First, the good news: Many players have stepped up to the plate with proactive and beneficial food-security efforts.
The Food Marketing Institute and the Grocery Manufacturers of America are jointly creating a food-security contact database of key industry trading partners, as outlined by FMI's Tim Hammonds in a story on Page 26. The database project's goal is rapid communication in an emergency. Once the database is completed, there will be a recall simulation to test the system, according to Susan Stout, GMA's vice president of Federal Affairs.
FMI also serves as the food-industry coordinator for the Information Sharing and Analysis Center (ISAC), which is the food industry's liaison to the Homeland Security Department. FMI and the National Food Processors Association have developed a joint security manual that includes checklists for food processors and retailers.

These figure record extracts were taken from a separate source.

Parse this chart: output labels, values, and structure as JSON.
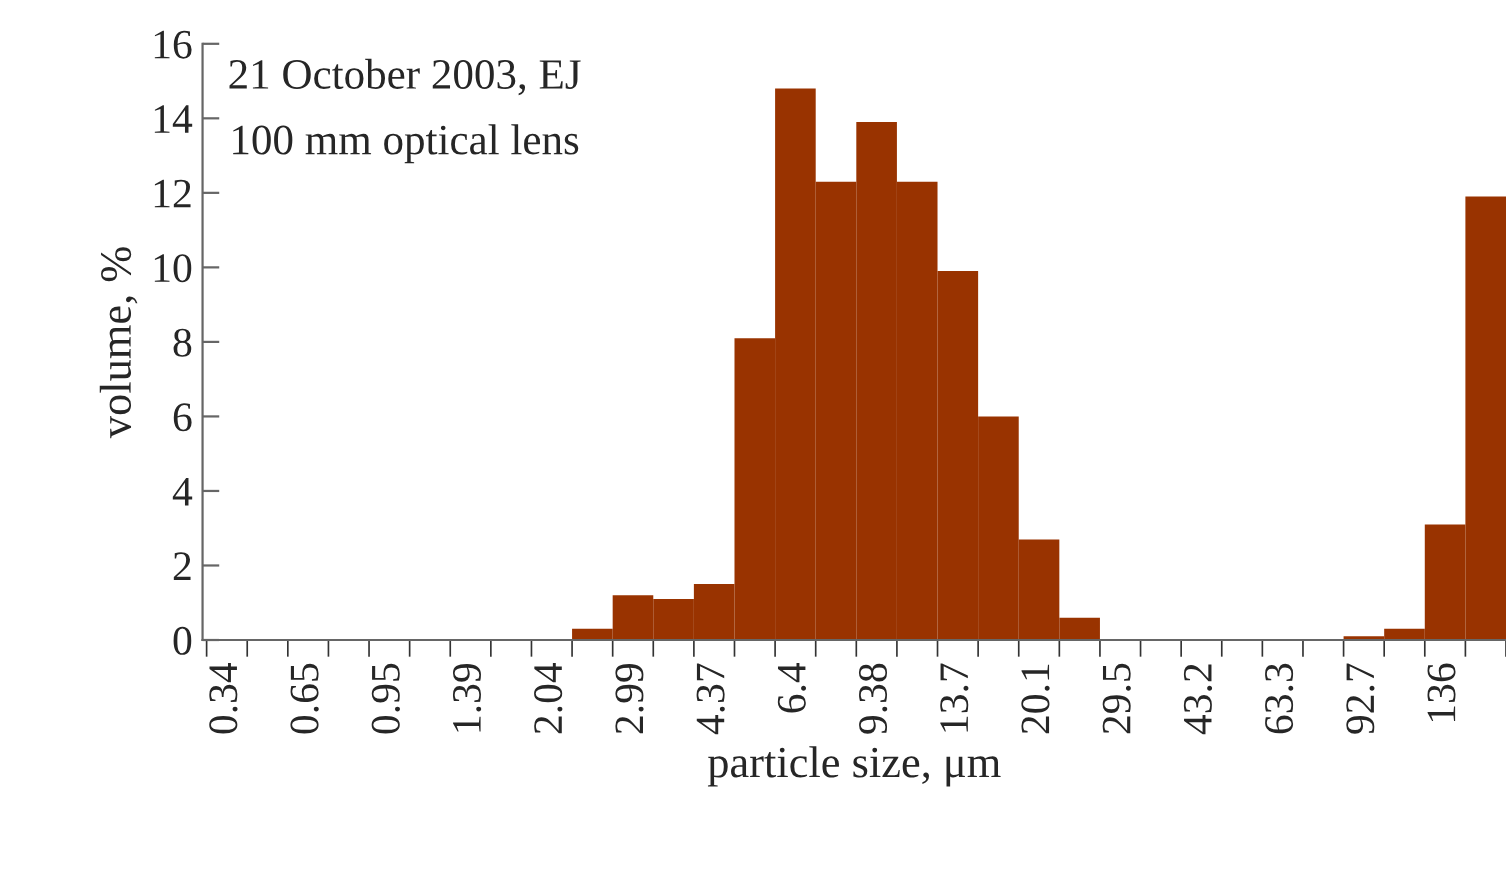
{
  "chart_data": {
    "type": "bar",
    "xlabel": "particle size, μm",
    "ylabel": "volume, %",
    "annotations": [
      "21 October 2003, EJ",
      "100 mm optical lens"
    ],
    "categories": [
      "0.34",
      null,
      "0.65",
      null,
      "0.95",
      null,
      "1.39",
      null,
      "2.04",
      null,
      "2.99",
      null,
      "4.37",
      null,
      "6.4",
      null,
      "9.38",
      null,
      "13.7",
      null,
      "20.1",
      null,
      "29.5",
      null,
      "43.2",
      null,
      "63.3",
      null,
      "92.7",
      null,
      "136",
      null
    ],
    "values": [
      0,
      0,
      0,
      0,
      0,
      0,
      0,
      0,
      0,
      0.3,
      1.2,
      1.1,
      1.5,
      8.1,
      14.8,
      12.3,
      13.9,
      12.3,
      9.9,
      6.0,
      2.7,
      0.6,
      0,
      0,
      0,
      0,
      0,
      0,
      0.1,
      0.3,
      3.1,
      11.9
    ],
    "color": "#993300",
    "ylim": [
      0,
      16
    ],
    "yticks": [
      0,
      2,
      4,
      6,
      8,
      10,
      12,
      14,
      16
    ],
    "grid": false,
    "legend": false
  }
}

The Customs Service has climbed on board the new security bandwagon with a program praised in importer circles. Called "Customs-Trade Partnership Against Terrorism," or C-TPAT, the recently launched joint government-business initiative enables importers to receive faster processing at ports if they successfully meet certain advance requirements, including a security check.
Now for the problem. A program aimed at fostering security isn't necessarily an automatic win. It has to be designed well. That's GMA's point as it calls for modifications to proposed Food and Drug Administration rules that intend to protect the security of the food supply. FDA unveiled rules on how food companies should provide prior notice to the government about imports. But GMA contends the rules go beyond what Congress decreed in the Bioterrorism Act of 2001.

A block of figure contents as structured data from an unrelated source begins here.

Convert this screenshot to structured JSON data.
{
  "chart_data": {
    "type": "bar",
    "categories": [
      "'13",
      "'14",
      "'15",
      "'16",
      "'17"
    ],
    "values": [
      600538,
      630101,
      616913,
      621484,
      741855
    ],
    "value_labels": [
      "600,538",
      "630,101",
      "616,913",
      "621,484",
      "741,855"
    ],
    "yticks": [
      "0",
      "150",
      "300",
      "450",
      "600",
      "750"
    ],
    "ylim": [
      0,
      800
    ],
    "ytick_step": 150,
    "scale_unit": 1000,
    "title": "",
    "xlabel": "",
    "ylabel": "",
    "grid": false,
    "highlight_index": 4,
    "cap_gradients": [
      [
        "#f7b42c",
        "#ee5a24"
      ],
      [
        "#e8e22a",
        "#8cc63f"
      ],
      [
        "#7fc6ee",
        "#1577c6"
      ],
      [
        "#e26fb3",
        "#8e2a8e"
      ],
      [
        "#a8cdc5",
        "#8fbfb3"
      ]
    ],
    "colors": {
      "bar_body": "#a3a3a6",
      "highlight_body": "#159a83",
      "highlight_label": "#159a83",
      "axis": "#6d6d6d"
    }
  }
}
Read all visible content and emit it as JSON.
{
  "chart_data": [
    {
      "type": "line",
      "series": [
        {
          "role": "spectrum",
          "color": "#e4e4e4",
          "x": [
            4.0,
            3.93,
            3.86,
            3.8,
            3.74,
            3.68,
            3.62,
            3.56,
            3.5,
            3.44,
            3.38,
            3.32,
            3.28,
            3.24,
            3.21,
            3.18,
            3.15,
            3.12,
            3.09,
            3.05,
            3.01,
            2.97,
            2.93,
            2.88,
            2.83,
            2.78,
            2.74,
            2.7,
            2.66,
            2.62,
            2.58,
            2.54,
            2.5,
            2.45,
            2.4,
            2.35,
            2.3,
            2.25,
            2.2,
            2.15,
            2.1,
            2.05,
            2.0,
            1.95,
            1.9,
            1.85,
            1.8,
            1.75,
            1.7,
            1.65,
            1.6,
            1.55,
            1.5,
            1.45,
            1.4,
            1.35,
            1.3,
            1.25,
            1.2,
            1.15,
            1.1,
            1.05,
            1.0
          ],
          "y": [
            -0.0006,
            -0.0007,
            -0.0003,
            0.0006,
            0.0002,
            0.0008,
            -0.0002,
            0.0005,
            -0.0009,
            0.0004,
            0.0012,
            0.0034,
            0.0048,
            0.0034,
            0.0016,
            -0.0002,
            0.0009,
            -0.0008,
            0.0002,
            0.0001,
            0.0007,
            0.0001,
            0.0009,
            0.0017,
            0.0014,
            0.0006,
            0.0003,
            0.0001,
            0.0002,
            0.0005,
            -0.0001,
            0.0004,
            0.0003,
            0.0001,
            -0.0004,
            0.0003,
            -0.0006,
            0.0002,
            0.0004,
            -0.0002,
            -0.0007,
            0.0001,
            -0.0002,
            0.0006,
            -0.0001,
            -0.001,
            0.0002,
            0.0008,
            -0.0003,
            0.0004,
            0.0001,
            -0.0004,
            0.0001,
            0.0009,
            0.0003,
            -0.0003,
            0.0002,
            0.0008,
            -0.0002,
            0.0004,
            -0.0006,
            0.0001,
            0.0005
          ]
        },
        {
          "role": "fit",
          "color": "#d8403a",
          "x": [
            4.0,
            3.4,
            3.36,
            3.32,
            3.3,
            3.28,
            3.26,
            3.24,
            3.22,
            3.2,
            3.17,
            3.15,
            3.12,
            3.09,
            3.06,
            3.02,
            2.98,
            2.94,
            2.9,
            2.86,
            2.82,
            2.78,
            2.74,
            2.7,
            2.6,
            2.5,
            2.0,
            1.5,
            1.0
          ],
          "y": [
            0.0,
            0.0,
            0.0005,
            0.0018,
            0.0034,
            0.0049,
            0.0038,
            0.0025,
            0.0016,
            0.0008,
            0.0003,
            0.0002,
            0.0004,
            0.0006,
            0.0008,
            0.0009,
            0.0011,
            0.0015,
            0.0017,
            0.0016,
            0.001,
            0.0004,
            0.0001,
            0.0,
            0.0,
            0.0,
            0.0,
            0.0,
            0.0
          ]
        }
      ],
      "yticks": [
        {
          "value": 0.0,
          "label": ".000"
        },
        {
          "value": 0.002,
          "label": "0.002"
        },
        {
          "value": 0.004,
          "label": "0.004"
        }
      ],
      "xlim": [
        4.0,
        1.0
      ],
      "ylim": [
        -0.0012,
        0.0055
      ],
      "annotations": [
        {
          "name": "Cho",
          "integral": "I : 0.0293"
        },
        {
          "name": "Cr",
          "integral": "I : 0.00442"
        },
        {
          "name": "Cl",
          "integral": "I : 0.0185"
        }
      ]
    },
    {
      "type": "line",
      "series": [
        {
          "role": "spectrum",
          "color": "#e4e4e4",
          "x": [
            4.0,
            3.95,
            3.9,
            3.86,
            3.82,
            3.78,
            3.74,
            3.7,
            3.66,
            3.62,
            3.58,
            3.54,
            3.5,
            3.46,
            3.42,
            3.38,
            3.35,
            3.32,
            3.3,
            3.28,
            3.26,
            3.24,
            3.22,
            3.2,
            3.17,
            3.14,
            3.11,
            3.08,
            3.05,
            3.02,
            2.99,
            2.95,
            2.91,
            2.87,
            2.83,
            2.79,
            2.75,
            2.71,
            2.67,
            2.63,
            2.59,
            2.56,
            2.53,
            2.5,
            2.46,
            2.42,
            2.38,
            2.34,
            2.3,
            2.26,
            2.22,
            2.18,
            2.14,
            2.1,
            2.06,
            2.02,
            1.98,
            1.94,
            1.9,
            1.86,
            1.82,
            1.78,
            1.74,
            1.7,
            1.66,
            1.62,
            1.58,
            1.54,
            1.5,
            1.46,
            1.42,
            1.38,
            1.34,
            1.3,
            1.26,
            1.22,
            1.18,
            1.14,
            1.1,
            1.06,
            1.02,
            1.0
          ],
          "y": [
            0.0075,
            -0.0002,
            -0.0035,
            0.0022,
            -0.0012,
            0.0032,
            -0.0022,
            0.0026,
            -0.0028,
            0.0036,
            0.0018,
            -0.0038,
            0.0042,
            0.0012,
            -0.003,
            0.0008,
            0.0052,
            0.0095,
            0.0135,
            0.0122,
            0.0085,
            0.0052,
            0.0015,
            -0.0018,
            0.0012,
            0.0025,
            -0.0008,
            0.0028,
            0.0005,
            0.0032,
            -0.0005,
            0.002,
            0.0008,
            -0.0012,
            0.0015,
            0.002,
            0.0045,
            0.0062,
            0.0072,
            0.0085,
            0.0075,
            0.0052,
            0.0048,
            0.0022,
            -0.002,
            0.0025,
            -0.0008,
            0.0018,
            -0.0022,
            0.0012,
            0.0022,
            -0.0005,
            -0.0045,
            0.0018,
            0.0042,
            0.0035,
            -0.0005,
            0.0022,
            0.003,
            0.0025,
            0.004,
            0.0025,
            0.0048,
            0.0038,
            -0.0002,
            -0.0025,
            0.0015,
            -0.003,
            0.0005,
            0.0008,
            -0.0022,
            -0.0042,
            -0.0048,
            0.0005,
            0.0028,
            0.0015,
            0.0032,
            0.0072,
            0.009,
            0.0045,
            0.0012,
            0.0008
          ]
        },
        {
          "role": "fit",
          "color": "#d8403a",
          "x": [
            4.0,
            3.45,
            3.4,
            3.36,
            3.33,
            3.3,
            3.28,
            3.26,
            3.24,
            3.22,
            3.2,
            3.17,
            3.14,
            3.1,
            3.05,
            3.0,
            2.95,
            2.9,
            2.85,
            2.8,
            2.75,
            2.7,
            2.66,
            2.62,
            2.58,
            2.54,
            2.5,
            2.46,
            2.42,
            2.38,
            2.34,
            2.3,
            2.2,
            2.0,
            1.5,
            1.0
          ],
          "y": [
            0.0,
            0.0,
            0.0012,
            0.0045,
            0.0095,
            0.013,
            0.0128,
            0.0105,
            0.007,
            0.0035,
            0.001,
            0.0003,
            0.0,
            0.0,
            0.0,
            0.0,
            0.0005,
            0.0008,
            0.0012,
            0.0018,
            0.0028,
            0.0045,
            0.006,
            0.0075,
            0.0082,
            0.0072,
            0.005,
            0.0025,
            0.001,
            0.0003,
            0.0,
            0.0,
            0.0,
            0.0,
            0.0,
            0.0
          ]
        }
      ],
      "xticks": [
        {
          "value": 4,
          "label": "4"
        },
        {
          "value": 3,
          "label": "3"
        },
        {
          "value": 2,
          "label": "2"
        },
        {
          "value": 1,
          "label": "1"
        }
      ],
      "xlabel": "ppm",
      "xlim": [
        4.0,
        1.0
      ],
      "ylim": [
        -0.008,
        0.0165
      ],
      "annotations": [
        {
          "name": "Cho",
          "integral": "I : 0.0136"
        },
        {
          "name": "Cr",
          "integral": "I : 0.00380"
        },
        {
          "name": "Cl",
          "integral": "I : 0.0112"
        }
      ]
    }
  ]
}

The problem is FDA seeks documentation that is far too complicated and information that often isn't available in the time frame required. For instance, FDA wants notice of shipments by noon the day before product enters the U.S. But some of the information isn't available that early, and imports run the risk of being stopped and held at the border until the issue can be rectified, which can take up to two days. Other concerns about FDA rules include requirements for too much extraneous information and the inability to streamline the system by reducing the number of notices needed. "This process can fall under its own weight," Stout said.
That result would help no one and actually could endanger food security if it doesn't work. GMA has called for modifications that can alter the plan to make it more manageable. It is hoped FDA, which has encouraged input, will carefully consider these suggestions.
Our society is newly enlightened to the need to protect itself and is willing to make sacrifices that are legitimate. Retailers and manufacturers are already experiencing slower imports because of heightened security requirements. But new regulations should be scrutinized to ensure they are practical. Government shouldn't create major bottlenecks to the flow of trade unless a clear security benefit is present.